GSA Annual Meeting in Phoenix, Arizona, USA - 2019

Paper No. 135-2
Presentation Time: 2:00 PM

RESOLVING CRITICAL ZONE STRUCTURE AND WEATHERING PROFILES ACROSS A GEOLOGICALLY COMPLEX SUB-ALPINE WATERSHED


MORAVEC, Bryan G.1, WHITE, Alissa2, ROOT, Robert A.1, CARR, Bradley J.3, MCINTOSH, Jennifer2 and CHOROVER, Jon1, (1)Department of Environmental Science, University of Arizona, 1177 E 4th St, Tucson, AZ 85721, (2)Department of Hydrology & Atmospheric Sciences, University of Arizona, Tucson, AZ 85721, (3)Department of Geology and Geophysics, University of Wyoming, 1000 E. University Ave., Laramie, WY 82071

Critical zone (CZ) structure, including the spatial distribution of minerals, chemical elements, and fluid-filled pores, evolves on geologic time scales as a result of both top-down climatic forcing and bottom-up geologic controls such as lithology, fracture density, and other parent material structural properties. Signatures of climate and lithology may be imprinted in subsurface structure as depth-dependent trends in geophysical, geochemical, mineralogical, and biological datasets.
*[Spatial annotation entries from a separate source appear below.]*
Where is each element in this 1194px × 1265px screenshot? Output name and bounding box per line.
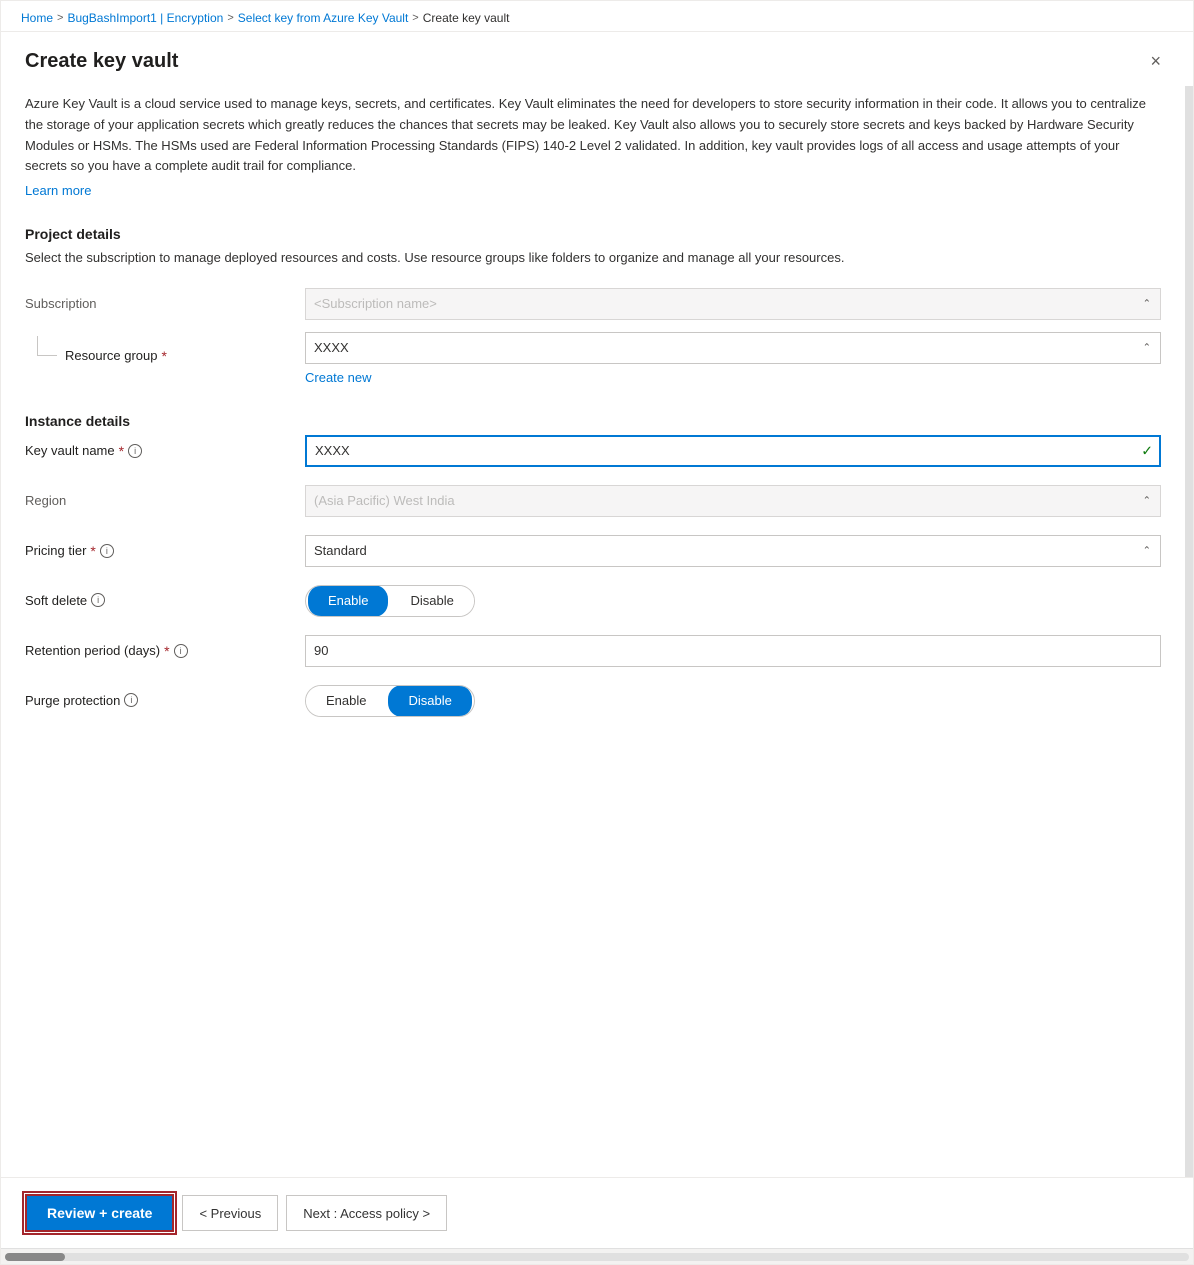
retention-period-input[interactable] <box>305 635 1161 667</box>
soft-delete-disable-button[interactable]: Disable <box>390 585 473 617</box>
pricing-tier-required: * <box>90 543 95 559</box>
pricing-tier-label: Pricing tier * i <box>25 543 305 559</box>
soft-delete-label: Soft delete i <box>25 593 305 608</box>
learn-more-link[interactable]: Learn more <box>25 183 91 198</box>
scrollbar-track <box>5 1253 1189 1261</box>
resource-group-label: Resource group <box>65 348 158 363</box>
breadcrumb-sep-2: > <box>227 12 233 24</box>
purge-protection-disable-button[interactable]: Disable <box>388 685 471 717</box>
subscription-select-wrapper: <Subscription name> ⌃ <box>305 288 1161 320</box>
panel-header: Create key vault × <box>1 32 1193 86</box>
retention-period-info-icon[interactable]: i <box>174 644 188 658</box>
description-text: Azure Key Vault is a cloud service used … <box>25 94 1161 177</box>
breadcrumb-encryption[interactable]: BugBashImport1 | Encryption <box>67 11 223 25</box>
panel-content: Azure Key Vault is a cloud service used … <box>1 86 1193 1177</box>
horizontal-scrollbar[interactable] <box>1 1248 1193 1264</box>
resource-group-select-wrapper: XXXX ⌃ <box>305 332 1161 364</box>
resource-group-indent: Resource group * <box>25 332 305 364</box>
instance-details-title: Instance details <box>25 413 1161 429</box>
breadcrumb-sep-1: > <box>57 12 63 24</box>
project-details-desc: Select the subscription to manage deploy… <box>25 248 1161 268</box>
project-details-title: Project details <box>25 226 1161 242</box>
key-vault-name-required: * <box>119 443 124 459</box>
soft-delete-enable-button[interactable]: Enable <box>308 585 388 617</box>
create-new-link[interactable]: Create new <box>305 370 371 385</box>
purge-protection-row: Purge protection i Enable Disable <box>25 685 1161 717</box>
close-button[interactable]: × <box>1142 48 1169 74</box>
scrollbar-thumb <box>5 1253 65 1261</box>
retention-period-label: Retention period (days) * i <box>25 643 305 659</box>
review-create-button[interactable]: Review + create <box>25 1194 174 1232</box>
retention-period-row: Retention period (days) * i <box>25 635 1161 667</box>
breadcrumb-sep-3: > <box>412 12 418 24</box>
key-vault-name-input-wrapper: ✓ <box>305 435 1161 467</box>
pricing-tier-info-icon[interactable]: i <box>100 544 114 558</box>
resource-group-control: XXXX ⌃ Create new <box>305 332 1161 385</box>
resource-group-required: * <box>162 348 167 364</box>
breadcrumb-current: Create key vault <box>423 11 510 25</box>
pricing-tier-select-wrapper: Standard Premium ⌃ <box>305 535 1161 567</box>
region-select[interactable]: (Asia Pacific) West India <box>305 485 1161 517</box>
subscription-label: Subscription <box>25 296 97 311</box>
region-label: Region <box>25 493 305 508</box>
breadcrumb-home[interactable]: Home <box>21 11 53 25</box>
purge-protection-enable-button[interactable]: Enable <box>306 685 386 717</box>
key-vault-name-row: Key vault name * i ✓ <box>25 435 1161 467</box>
pricing-tier-row: Pricing tier * i Standard Premium ⌃ <box>25 535 1161 567</box>
soft-delete-row: Soft delete i Enable Disable <box>25 585 1161 617</box>
page-title: Create key vault <box>25 50 178 73</box>
region-row: Region (Asia Pacific) West India ⌃ <box>25 485 1161 517</box>
instance-details-section: Instance details Key vault name * i ✓ <box>25 413 1161 717</box>
breadcrumb: Home > BugBashImport1 | Encryption > Sel… <box>1 1 1193 32</box>
key-vault-name-valid-icon: ✓ <box>1141 442 1153 459</box>
key-vault-name-info-icon[interactable]: i <box>128 444 142 458</box>
previous-button[interactable]: < Previous <box>182 1195 278 1231</box>
retention-period-required: * <box>164 643 169 659</box>
region-select-wrapper: (Asia Pacific) West India ⌃ <box>305 485 1161 517</box>
subscription-group: Subscription <Subscription name> ⌃ <box>25 288 1161 385</box>
panel-footer: Review + create < Previous Next : Access… <box>1 1177 1193 1248</box>
breadcrumb-select-key[interactable]: Select key from Azure Key Vault <box>238 11 409 25</box>
resource-group-select[interactable]: XXXX <box>305 332 1161 364</box>
soft-delete-toggle-group: Enable Disable <box>305 585 475 617</box>
key-vault-name-input[interactable] <box>305 435 1161 467</box>
subscription-select[interactable]: <Subscription name> <box>305 288 1161 320</box>
purge-protection-label: Purge protection i <box>25 693 305 708</box>
purge-protection-toggle-group: Enable Disable <box>305 685 475 717</box>
key-vault-name-label: Key vault name * i <box>25 443 305 459</box>
pricing-tier-select[interactable]: Standard Premium <box>305 535 1161 567</box>
purge-protection-info-icon[interactable]: i <box>124 693 138 707</box>
indent-line <box>37 336 57 356</box>
soft-delete-info-icon[interactable]: i <box>91 593 105 607</box>
next-button[interactable]: Next : Access policy > <box>286 1195 447 1231</box>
One goal of CZ science is to predict the evolution of CZ structure from measurements of current hydro-biogeochemical processes. However, to the extent that the weathering profile is as much (or more) a product of past environmental conditions, development of predictive models requires the ability to understand and tease apart the relative roles of climatic forcing and the geologic template (or stage) on which CZ processes evolve. Doing so is particularly challenging in complex volcanic terrains with high initial bedrock porosity and a past history of distinct depositional and hydrothermal mineral weathering reactions. To resolve CZ structure in a rhyolitic catchment in the Valles Caldera National Preserve (NM, USA), this study combined surface borehole geophysical logging, drilling and subsequent comprehensive laboratory analyses to produce depth-resolved quantitative data on porosity, geochemistry, and mineralogy down to >40 m. The catchment was subject to metasomatic alteration under an alkaline lake prior to uplift of the resurgent Redondo Mountain volcanic dome. Using linear discriminant analysis, key variables enabled separation of complex layered geology into discrete zones. Zeolites, magnesite, talc, and crystalline smectite were associated with post-eruption weathering and metasomatism. Lower seismic velocities and natural gamma radiation, combined with quantitative geochemical analyses indicate contemporary, matrix-dominated weathering processes, suggesting modern hydrologic fluxes occur dominantly within the top 15 m of the weathering profile. By combining a complementary set of techniques to analyze CZ profile structure, we were able to separate structural features of CZ architecture and contextualize the weathering profiles at three slope positions in differing geologies.